Three signals in the next expansion phase
The programme’s trajectory over the next twelve months will be visible in three data points. First, mortgage utilisation rates: if cash purchases dominate closings, affordability barriers are real and the bank partnership structure needs reworking. Second, delivery performance from the smaller newly added developers — Qube Development, IRTH Group, and Manam are unproven at scale within a government-structured programme, and off-plan commitments to first-time buyers carry reputational exposure for DLD. Third, any revision to the AED 5 million property value cap would materially change the programme’s character, shifting it from a mid-market instrument into a broader residential tool with different implications for both supply and pricing.
Indian residents, NRIs, and where the eligibility boundary falls
Indian nationals, who make up a significant share of Dubai’s resident population, are fully eligible for the Dubai first-time home buyer programme 2026. For this cohort, the scheme provides DLD-backed access to preferential pricing and bank financing structures that the open market does not extend to first-time buyers on comparable terms.

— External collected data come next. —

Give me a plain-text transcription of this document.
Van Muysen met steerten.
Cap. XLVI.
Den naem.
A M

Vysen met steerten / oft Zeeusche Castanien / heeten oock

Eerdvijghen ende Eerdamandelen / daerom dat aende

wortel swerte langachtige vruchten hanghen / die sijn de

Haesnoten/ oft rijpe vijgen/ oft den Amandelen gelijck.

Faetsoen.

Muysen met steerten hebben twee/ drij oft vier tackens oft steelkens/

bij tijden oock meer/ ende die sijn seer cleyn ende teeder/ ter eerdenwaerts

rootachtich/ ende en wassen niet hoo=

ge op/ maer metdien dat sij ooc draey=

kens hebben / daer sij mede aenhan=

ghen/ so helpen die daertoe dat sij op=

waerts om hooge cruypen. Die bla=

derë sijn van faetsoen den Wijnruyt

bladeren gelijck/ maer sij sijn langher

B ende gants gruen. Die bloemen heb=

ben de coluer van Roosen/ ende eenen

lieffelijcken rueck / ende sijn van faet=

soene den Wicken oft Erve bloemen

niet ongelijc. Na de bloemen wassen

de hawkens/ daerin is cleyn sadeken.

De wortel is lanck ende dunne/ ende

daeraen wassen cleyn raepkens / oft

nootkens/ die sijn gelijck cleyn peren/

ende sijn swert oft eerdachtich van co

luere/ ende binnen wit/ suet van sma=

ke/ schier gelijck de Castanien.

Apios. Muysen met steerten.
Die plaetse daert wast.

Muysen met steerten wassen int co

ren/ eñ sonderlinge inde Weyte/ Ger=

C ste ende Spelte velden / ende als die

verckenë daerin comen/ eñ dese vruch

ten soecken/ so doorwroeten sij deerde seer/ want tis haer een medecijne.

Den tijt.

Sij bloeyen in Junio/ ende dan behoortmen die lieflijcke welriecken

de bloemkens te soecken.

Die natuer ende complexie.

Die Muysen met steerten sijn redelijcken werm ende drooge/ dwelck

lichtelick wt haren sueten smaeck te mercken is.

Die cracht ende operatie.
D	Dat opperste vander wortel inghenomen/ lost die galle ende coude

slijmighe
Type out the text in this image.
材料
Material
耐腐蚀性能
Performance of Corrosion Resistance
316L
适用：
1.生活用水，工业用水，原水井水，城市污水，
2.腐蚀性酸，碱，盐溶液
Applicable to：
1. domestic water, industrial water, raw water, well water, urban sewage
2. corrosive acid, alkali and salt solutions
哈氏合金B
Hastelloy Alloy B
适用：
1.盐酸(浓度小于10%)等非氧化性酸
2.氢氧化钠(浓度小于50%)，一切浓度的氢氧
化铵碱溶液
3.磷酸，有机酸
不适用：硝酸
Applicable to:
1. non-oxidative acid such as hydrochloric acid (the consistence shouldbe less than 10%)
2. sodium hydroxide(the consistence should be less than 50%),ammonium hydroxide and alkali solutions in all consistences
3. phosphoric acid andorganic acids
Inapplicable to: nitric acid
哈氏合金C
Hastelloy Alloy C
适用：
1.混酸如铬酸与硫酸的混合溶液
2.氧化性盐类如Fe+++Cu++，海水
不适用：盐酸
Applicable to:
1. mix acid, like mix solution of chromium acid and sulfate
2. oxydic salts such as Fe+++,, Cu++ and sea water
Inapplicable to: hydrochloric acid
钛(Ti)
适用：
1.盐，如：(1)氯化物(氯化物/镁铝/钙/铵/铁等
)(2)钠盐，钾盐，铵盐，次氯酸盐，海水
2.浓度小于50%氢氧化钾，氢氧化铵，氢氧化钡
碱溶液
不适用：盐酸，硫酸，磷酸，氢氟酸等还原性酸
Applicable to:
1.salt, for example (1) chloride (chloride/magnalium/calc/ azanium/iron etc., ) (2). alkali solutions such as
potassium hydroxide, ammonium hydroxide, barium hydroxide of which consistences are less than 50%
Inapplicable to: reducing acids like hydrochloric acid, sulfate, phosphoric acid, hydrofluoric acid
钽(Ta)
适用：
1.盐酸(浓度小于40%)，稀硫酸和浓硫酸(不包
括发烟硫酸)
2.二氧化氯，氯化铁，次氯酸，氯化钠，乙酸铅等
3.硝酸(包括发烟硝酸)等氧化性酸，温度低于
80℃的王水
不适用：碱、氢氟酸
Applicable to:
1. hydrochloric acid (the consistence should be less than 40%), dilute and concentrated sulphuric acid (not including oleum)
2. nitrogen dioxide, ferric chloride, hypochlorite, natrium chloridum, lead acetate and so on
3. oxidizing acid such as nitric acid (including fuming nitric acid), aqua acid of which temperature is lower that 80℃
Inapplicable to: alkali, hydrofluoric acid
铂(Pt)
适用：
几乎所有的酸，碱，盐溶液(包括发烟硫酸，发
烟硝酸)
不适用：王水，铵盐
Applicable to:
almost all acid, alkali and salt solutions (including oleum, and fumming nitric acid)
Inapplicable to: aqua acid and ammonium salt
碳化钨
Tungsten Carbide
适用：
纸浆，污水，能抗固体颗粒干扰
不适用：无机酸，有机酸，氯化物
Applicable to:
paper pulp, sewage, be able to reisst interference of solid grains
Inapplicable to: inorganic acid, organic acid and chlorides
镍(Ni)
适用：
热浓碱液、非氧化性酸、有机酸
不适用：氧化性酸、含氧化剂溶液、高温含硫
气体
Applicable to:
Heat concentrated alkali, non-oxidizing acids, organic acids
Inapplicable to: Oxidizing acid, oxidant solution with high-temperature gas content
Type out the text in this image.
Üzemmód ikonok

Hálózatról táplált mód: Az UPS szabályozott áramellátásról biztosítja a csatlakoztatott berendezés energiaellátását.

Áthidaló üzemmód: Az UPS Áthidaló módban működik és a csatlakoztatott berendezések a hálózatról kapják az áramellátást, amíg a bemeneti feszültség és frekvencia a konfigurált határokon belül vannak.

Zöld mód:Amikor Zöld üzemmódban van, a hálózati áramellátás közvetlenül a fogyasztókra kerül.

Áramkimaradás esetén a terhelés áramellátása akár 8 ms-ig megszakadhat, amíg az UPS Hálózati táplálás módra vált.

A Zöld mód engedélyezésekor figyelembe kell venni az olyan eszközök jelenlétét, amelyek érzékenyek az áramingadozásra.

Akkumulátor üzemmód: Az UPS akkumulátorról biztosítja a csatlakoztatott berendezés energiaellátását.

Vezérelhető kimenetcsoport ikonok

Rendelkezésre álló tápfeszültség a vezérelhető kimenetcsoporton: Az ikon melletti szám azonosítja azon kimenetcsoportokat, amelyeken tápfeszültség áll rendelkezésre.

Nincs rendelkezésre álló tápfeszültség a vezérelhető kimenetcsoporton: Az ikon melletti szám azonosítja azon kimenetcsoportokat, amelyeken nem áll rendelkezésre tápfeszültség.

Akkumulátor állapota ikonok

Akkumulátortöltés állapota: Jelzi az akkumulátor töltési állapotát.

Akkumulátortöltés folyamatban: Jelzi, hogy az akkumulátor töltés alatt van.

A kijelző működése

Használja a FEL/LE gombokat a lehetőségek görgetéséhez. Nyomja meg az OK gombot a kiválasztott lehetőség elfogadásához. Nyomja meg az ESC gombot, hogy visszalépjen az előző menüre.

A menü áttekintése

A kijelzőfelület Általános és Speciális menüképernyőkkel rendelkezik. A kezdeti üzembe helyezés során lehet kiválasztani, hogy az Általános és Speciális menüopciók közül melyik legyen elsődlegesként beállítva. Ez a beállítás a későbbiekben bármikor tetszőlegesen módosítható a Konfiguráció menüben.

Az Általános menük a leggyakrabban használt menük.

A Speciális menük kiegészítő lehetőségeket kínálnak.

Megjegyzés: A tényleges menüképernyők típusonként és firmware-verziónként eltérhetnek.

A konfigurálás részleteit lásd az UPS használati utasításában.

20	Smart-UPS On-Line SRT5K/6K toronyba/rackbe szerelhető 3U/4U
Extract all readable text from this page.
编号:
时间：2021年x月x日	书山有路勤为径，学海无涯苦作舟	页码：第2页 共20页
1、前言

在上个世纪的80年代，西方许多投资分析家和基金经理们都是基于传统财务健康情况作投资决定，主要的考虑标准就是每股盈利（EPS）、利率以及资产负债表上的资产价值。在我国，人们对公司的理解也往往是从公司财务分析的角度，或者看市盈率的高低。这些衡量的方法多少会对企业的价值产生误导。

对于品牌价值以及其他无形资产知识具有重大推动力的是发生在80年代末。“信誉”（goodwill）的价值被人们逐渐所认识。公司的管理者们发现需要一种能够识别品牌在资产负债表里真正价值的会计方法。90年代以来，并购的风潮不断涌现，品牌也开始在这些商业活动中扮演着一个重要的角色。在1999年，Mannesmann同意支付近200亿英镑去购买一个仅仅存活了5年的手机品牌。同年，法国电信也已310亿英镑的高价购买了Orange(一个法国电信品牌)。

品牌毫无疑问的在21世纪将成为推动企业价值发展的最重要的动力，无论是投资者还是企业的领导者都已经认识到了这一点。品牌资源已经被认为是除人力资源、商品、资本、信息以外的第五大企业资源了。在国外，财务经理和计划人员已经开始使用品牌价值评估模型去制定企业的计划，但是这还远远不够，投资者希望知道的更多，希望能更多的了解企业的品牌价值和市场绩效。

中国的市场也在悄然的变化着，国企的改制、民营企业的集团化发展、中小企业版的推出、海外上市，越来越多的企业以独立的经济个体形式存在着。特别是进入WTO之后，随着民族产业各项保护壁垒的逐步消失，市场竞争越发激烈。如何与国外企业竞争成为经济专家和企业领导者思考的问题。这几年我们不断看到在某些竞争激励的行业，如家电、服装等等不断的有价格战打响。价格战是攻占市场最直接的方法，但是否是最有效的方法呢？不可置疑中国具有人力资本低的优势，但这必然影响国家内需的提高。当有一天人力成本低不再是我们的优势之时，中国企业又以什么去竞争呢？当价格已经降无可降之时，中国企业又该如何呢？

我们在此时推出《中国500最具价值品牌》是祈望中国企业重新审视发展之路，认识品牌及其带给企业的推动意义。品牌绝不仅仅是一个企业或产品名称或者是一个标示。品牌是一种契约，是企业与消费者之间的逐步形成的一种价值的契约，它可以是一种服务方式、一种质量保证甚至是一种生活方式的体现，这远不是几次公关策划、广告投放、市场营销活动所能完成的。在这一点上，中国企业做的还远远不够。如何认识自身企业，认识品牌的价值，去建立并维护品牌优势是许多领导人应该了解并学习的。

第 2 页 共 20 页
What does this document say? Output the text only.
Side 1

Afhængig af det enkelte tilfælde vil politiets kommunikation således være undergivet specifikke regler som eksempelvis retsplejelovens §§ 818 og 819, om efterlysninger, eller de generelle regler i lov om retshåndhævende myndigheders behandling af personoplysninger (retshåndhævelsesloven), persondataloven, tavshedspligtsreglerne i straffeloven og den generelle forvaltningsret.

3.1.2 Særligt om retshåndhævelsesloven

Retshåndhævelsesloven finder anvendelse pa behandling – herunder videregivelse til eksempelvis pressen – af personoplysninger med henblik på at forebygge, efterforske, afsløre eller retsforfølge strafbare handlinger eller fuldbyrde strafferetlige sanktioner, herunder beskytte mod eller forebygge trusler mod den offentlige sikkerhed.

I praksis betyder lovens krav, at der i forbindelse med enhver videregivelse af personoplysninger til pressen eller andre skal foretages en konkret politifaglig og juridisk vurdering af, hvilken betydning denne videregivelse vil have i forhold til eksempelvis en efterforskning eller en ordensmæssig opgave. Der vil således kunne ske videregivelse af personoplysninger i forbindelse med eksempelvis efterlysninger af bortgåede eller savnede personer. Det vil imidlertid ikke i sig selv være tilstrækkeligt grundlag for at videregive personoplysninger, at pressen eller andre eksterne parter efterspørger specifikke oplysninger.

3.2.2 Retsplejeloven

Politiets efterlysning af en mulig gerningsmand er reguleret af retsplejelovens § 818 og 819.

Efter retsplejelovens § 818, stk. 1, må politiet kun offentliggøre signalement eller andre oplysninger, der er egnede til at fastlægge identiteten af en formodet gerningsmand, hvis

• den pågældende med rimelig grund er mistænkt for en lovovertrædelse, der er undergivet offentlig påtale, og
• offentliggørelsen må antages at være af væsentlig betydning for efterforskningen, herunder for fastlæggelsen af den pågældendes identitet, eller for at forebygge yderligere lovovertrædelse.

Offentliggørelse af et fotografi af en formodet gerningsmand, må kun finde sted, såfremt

The residency requirement is met; the question for most is the upfront capital threshold.
For overseas Indian investors and non-resident Indians without UAE residency, the programme is inaccessible. That group can still acquire Dubai real estate through standard open-market channels, but cannot access programme pricing, priority launch allocations, or the mortgage structures the scheme unlocks. The more relevant implication for overseas NRI investors is indirect: the sub-AED 3 million segment now carries a government-supported demand floor, which adds a layer of structural resilience to that price band as an investment holding. Properties in that range are not just speculative assets — they have an identifiable pool of end-user buyers with institutional backing behind them.